宋太祖趙匡胤開寶紀年為公元968-975年,計八年。據《宋史》云:「開寶六年,(繼沖)卒,年三十一。」所謂「開寶中」方始上獻,則獻書之時在開寶四年或五年,亦即繼沖卒前一年或二年。

高繼沖在臨終前,才將《傷寒論》奉獻朝廷,而且加以「編錄」,可見他對此書是何等重視。

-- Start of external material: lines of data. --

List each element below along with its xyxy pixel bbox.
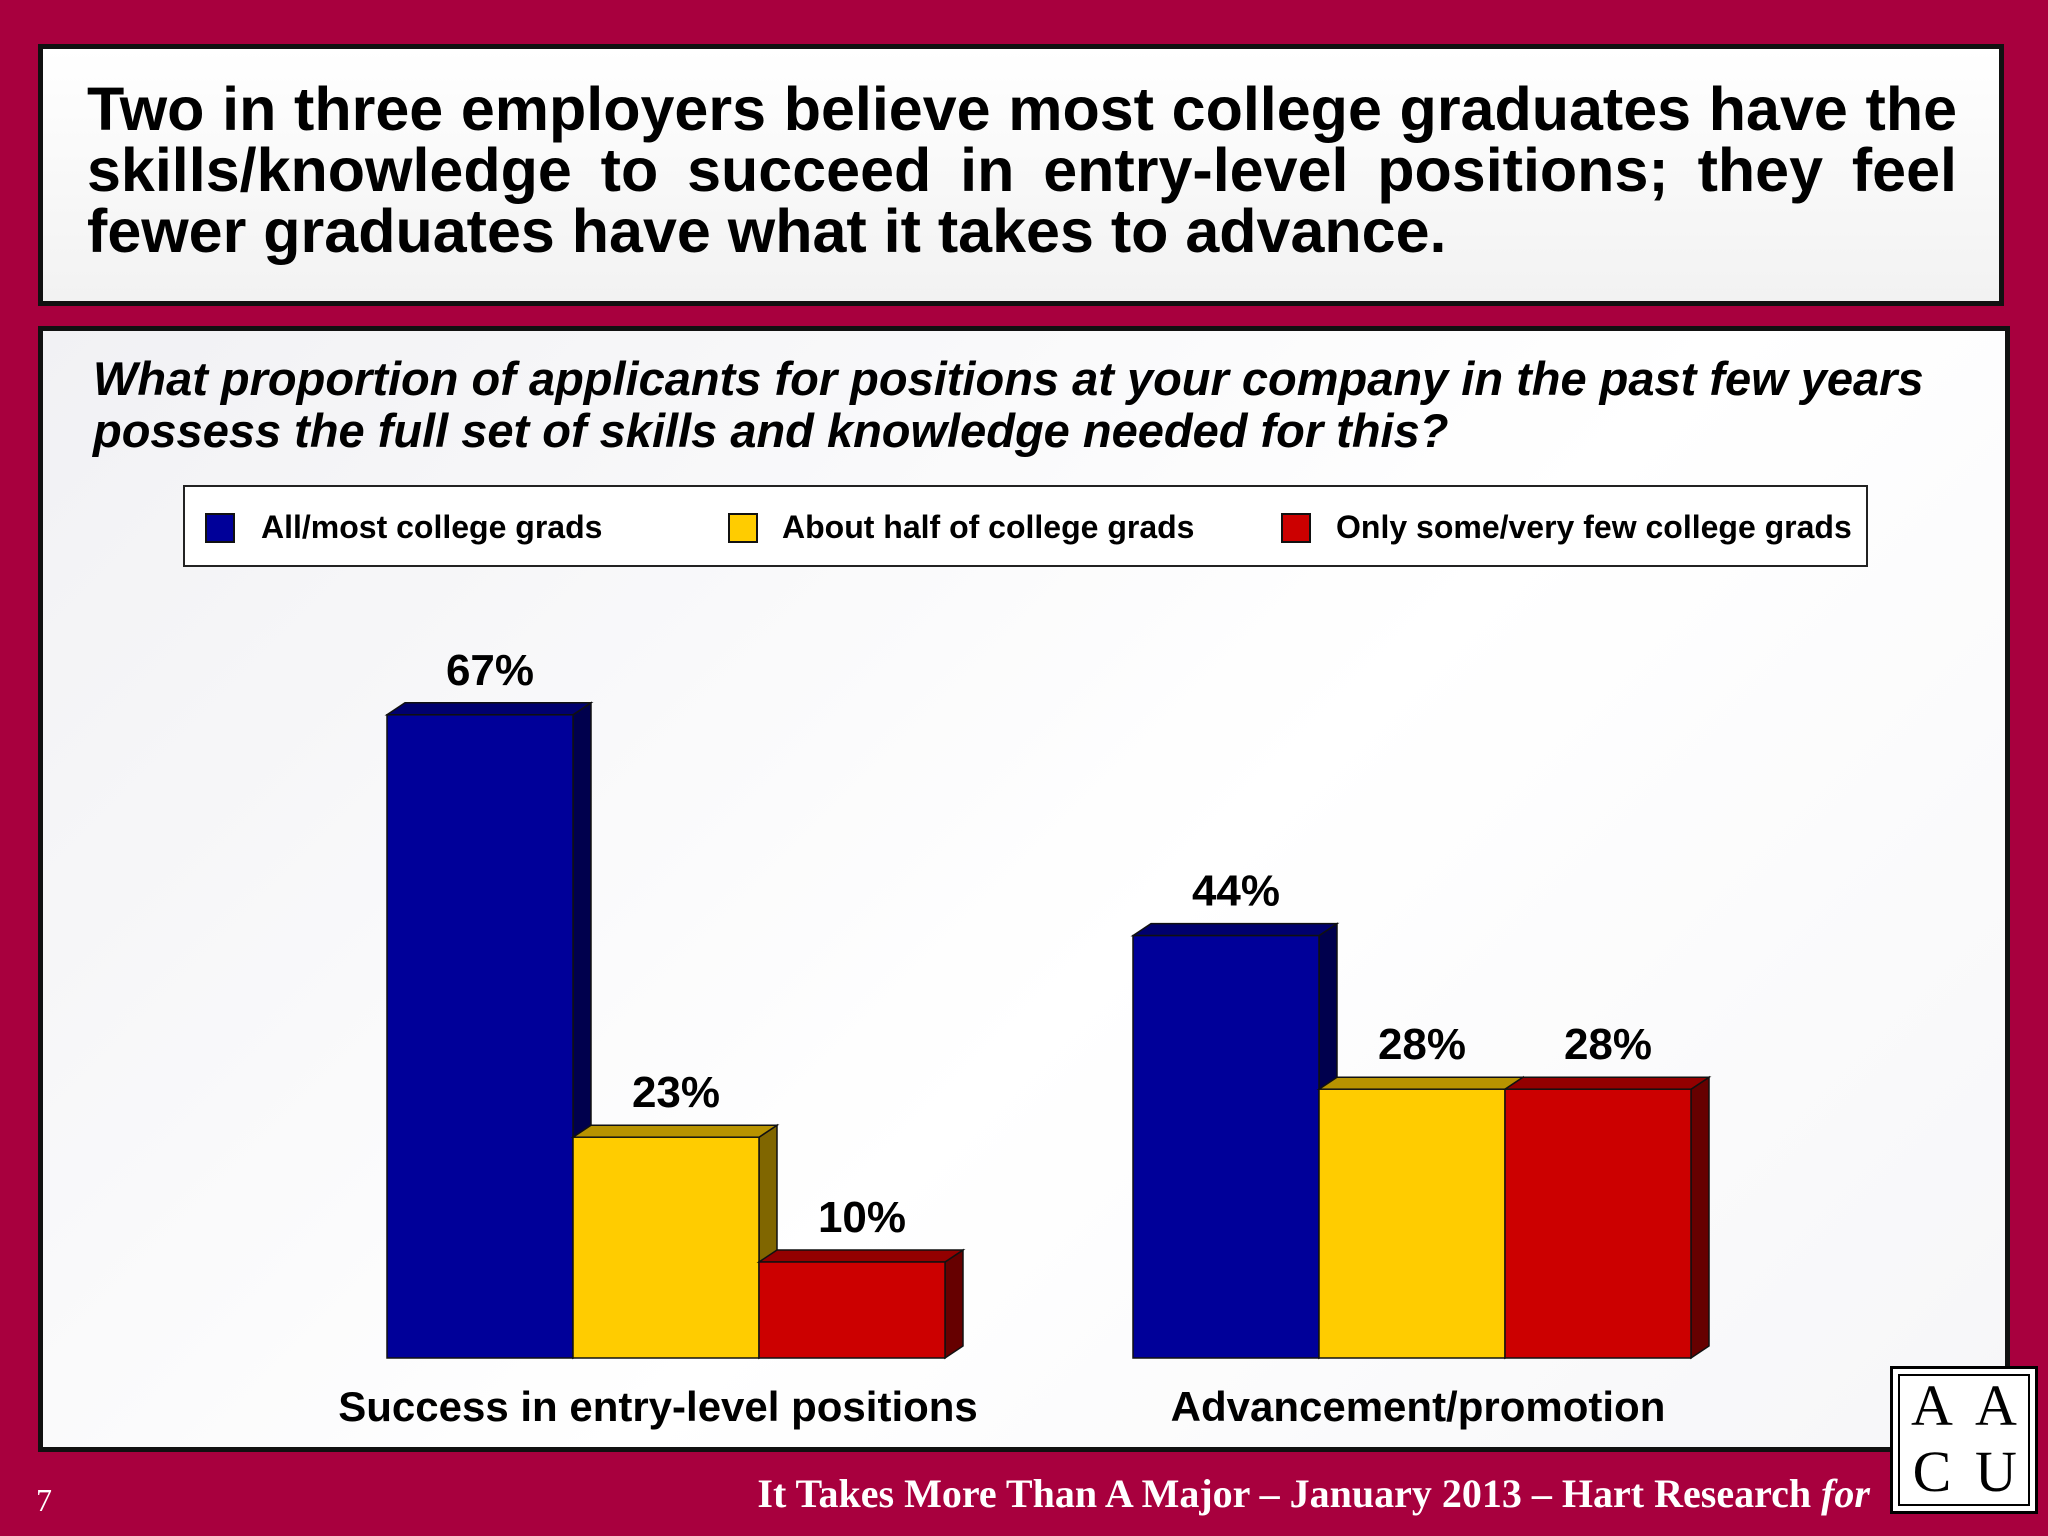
bar — [572, 1136, 760, 1359]
footer-citation: It Takes More Than A Major – January 201… — [757, 1470, 1870, 1517]
headline-panel: Two in three employers believe most coll… — [38, 44, 2004, 306]
bar — [1318, 1088, 1506, 1359]
bar — [758, 1261, 946, 1359]
chart-title: What proportion of applicants for positi… — [93, 352, 1924, 457]
bar — [1132, 934, 1320, 1359]
aacu-logo: A A C U — [1890, 1366, 2038, 1514]
logo-letter: C — [1912, 1439, 1952, 1504]
data-label: 67% — [446, 646, 534, 695]
bar-top — [756, 1249, 966, 1263]
bar-top — [384, 702, 594, 716]
footer-for: for — [1821, 1471, 1870, 1516]
bar-side — [1690, 1075, 1710, 1360]
bar-top — [1502, 1076, 1712, 1090]
logo-letter: A — [1975, 1373, 2017, 1438]
legend-label: About half of college grads — [782, 509, 1195, 545]
bar — [1504, 1088, 1692, 1359]
logo-letter: U — [1975, 1439, 2017, 1504]
logo-letter: A — [1911, 1373, 1953, 1438]
category-label: Success in entry-level positions — [338, 1383, 978, 1430]
legend-label: All/most college grads — [261, 509, 603, 545]
data-label: 44% — [1192, 867, 1280, 916]
legend-swatch-yellow — [728, 513, 758, 543]
footer-text: It Takes More Than A Major – January 201… — [757, 1471, 1812, 1516]
data-label: 23% — [632, 1068, 720, 1117]
page-number: 7 — [36, 1482, 52, 1518]
legend-swatch-blue — [205, 513, 235, 543]
bar-chart: 67% 23% 10% Success in entry-level position… — [338, 646, 1712, 1430]
chart-panel: What proportion of applicants for positi… — [38, 326, 2010, 1452]
bar-side — [944, 1248, 964, 1360]
logo-frame: A A C U — [1898, 1374, 2030, 1506]
bar-top — [1130, 922, 1340, 937]
legend-swatch-red — [1281, 513, 1311, 543]
legend-label: Only some/very few college grads — [1336, 509, 1852, 545]
headline-text: Two in three employers believe most coll… — [87, 75, 1957, 265]
bar — [386, 714, 574, 1359]
category-label: Advancement/promotion — [1171, 1383, 1666, 1430]
chart-legend: All/most college grads About half of col… — [183, 485, 1868, 567]
bar-top — [570, 1124, 780, 1138]
bar-top — [1316, 1076, 1526, 1090]
data-label: 10% — [818, 1193, 906, 1242]
data-label: 28% — [1564, 1020, 1652, 1069]
data-label: 28% — [1378, 1020, 1466, 1069]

高繼沖於開寶四五年之間「編錄進上」《傷寒論》,考其原因,除極其重視此書外,與宋太宗趙炅廣求醫方頗有關係。進獻此書,正可投太宗所好。據《宋史·王懷隱傳》引太宗《太平聖惠方序》云:「朕昔自潛邸(按:稱帝前所居宅第曰潛邸,取《易》潛龍勿用之義,此指稱帝前),求集名方、異術、玄針,皆得其要,兼收得妙方千餘首,無非親驗,並有準繩,貴在救民,去除疾苦,並編於翰林院醫官,各取到經乎家傳應效藥方,合萬餘道,令尚葯奉御王懷隱等四人校勘類編,凡諸論證,並該其中,品葯功效,悉載其內。」據著名版本學家馬繼興教授考證,《太平聖惠方》卷八即系高繼衝進獻之《傷寒論》(見馬繼興《中醫文獻學基礎》166頁)。

馬氏所考可從。因為《太平聖惠方》於太宗太平興國三年(978)開始編篡,上距繼衝進獻時間不過六七年之隔,因此,高繼衝進獻本編於《太平聖惠方》中,確然無疑。

今考《太平聖惠方》卷八所收之《傷寒論》,系按傷寒敘論、脈候、日數、六經病形證、可與不可排列,卷末為附方,體例與今本《傷寒論》無大異。但行文遠不及今本《傷寒論》詳細。《太平聖惠方序》雖雲詔王懷隱等校勘,但王懷隱及其副使王祐、鄭奇、陳昭遇等,僅盡類編之功,於校勘鮮加用力,故書中訛字較多。如卷八《辨可發汗形證》:「凡欲發汗,中病便止,不必須盡意也。」按作「意」字不可通,考《千金要方》卷九、《脈經》卷七均作「劑」字,極是。又該書稱「杏仁」、「附子」、「枳實」之劑量為「兩」,亦與漢魏量詞用法不符。語言學家劉世儒《魏晉南北朝量詞研究》一書,以極豐富例證證明,此時稱「杏仁」等物,皆曰「枚」、曰「個」,不曰「兩」。今考《千金要方》、《千金翼方》、《外台秘要》、《金匱玉函經》等,均稱「枚」或「個」,不稱「兩」。誠如林億敘所說,高繼沖本「其文理舛錯、,未嘗考正」,「亦缺於讎校」。高氏本雖有上述缺點,但作為自唐末至宋初古傳本之一,亦頗可貴。如果與《千金要方》、《翼方》、《外台》、《脈經》等有關部分綜合對比,觀其異同,則高繼沖「編錄進上」之《傷寒論》,對於研究中醫版本學和校勘《傷寒論》,仍有許多裨益。